On 5 June 2017, in a culmination of gradually escalating tensions, Saudi Arabia, Bahrain, the UAE, Egypt, the Maldives, the Yemeni government-in-exile, and the eastern Libyan government announced that they would be severing ties with Qatar over accusations that the latter has been supporting terrorism and other subversive elements in the region. Saudi authorities, for example, alleged that Qatar has “embrace[d]…various terrorist and sectarian groups aimed at destabilizing the region,” and the Bahraini government directly accused Qatar of intervening in Bahrain’s domestic political situation through “media incitement, support for armed terrorist activities, and funding linked to Iranian groups to carry out sabotage and spreading chaos.” Several days later, Saudi Arabia, Bahrain, and the UAE – the three states involved in the dispute that are also members of the Gulf Cooperation Council (GCC), of which Qatar is a member – and Egypt “collectively designated 59 individuals and 12 institutions that have financed terrorist organizations and received support from Qatar” as a partial justification for the row. The four governments did not provide proof of terror links along with their designations, however, and included non-violent political opposition organizations along with militant groups.

In addition to publicly severing ties with Qatar, these countries have also cut off land, air, and sea access to the emirate and expelled Qatari residents. As Qatar is largely dependent on food imports – particularly through its only land border with Saudi Arabia – the move threatens to cause food shortages and to dramatically increase prices, endangering the population’s food security. Migrant workers and other vulnerable communities are at particular risk. As documented by Amnesty International, the crisis is also separating families and displacing Gulf residents.

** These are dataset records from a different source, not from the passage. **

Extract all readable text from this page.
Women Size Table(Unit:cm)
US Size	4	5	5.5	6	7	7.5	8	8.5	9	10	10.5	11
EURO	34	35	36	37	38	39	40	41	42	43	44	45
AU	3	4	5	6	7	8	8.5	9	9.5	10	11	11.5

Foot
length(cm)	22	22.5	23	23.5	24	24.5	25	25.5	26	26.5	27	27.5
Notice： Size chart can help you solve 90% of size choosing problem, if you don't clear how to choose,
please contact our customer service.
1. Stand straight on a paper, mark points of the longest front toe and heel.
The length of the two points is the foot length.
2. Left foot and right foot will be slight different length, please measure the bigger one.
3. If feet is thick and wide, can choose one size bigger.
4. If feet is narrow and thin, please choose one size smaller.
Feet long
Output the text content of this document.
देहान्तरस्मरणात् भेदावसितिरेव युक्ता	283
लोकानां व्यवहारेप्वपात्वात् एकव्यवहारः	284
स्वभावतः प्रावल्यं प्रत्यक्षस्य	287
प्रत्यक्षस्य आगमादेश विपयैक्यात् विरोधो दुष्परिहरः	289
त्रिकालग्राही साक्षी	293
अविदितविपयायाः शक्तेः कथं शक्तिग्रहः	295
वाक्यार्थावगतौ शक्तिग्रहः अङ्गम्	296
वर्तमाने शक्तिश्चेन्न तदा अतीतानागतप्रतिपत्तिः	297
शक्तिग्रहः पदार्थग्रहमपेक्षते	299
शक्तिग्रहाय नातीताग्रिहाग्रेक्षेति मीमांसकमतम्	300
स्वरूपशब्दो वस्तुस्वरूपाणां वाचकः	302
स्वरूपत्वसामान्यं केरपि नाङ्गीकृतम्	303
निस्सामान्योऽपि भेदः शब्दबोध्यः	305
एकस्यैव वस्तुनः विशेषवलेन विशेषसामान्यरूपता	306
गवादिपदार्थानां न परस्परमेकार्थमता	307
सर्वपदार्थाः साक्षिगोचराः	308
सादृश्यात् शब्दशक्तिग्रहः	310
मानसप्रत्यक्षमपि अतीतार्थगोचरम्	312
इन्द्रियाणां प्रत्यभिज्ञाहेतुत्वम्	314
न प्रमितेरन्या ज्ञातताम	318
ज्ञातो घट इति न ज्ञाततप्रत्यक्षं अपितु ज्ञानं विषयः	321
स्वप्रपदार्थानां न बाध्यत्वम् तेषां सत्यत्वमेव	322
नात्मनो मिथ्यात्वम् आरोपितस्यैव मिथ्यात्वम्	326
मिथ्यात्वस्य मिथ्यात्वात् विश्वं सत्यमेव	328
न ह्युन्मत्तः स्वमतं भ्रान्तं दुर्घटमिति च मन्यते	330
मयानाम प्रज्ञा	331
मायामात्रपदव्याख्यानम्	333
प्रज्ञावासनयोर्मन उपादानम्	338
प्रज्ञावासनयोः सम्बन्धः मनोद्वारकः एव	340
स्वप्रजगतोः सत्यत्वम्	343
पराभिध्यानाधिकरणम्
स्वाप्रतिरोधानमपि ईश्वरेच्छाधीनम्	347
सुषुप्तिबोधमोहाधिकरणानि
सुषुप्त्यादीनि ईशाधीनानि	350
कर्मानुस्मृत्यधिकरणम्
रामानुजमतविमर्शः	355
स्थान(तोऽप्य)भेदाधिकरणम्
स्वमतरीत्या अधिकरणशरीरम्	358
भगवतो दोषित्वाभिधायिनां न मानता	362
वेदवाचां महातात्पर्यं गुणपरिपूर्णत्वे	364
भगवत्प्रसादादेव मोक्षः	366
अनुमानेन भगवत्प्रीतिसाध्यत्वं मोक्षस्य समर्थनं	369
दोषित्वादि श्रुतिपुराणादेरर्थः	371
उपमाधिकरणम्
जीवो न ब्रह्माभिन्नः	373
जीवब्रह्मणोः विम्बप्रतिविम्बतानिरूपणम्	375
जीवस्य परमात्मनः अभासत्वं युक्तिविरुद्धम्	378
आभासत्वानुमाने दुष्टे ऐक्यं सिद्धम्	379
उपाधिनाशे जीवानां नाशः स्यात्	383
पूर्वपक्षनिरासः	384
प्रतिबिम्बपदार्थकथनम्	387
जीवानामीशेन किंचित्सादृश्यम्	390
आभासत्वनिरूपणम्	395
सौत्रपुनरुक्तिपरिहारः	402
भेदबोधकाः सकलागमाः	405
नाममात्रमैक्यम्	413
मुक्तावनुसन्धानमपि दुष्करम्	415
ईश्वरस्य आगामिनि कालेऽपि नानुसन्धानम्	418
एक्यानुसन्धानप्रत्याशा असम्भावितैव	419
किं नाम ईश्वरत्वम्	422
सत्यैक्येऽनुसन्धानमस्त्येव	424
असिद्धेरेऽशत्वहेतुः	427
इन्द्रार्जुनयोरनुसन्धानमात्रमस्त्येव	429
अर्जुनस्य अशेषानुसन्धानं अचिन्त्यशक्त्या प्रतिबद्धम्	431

Domestically, the states participating in the blockade have additionally moved to criminalize any expression of support for Qatar, directly violating the right to free speech. Bahraini authorities have announced that showing “sympathy or favoritism” toward Qatar or criticizing the blockade carries a penalty of up to five years in prison and a fine, while the UAE has taken even more draconian measures: expressing support for Qatar “whether it be through the means of social media, or any type of written, visual or verbal form” is now punishable by up to 15 years in prison and over a $100,000 fine. Saudi state media, meanwhile, has warned that such expression could constitute cybercrime, with associated sentences of fines and five- or ten-year prison terms. The kingdom has also closed the Saudi offices of Al Jazeera, the leading Qatari media outlet, and reportedly imposed an effective ban on the network by threatening to fine outlets that broadcast it.

“The blockade of Qatar – led by its supposed GCC allies Saudi Arabia, the UAE, and Bahrain – is yet another demonstration of Gulf leaders playing political games without any concern for human rights,” said Husain Abdulla, ADHRB Executive Director. “Vulnerable communities are exposed to food insecurity, families are uprooted, and the region further destabilized with no steps taken to prevent or ameliorate these foreseeable abuses. Moreover, these countries have seized the opportunity to intensify the censorship of their own populations, adding to what are already some of the most restrictive environments for free press and expression in the world.”

ADHRB calls on Saudi Arabia, the UAE, Bahrain, and their partners to immediately move to rectify the human rights violations arising from this blockade and to lift all restrictions on the freedom of expression. We additionally urge all parties to find a swift and peaceful resolution to this dispute in order to prevent the continuation and worsening of such attendant abuses.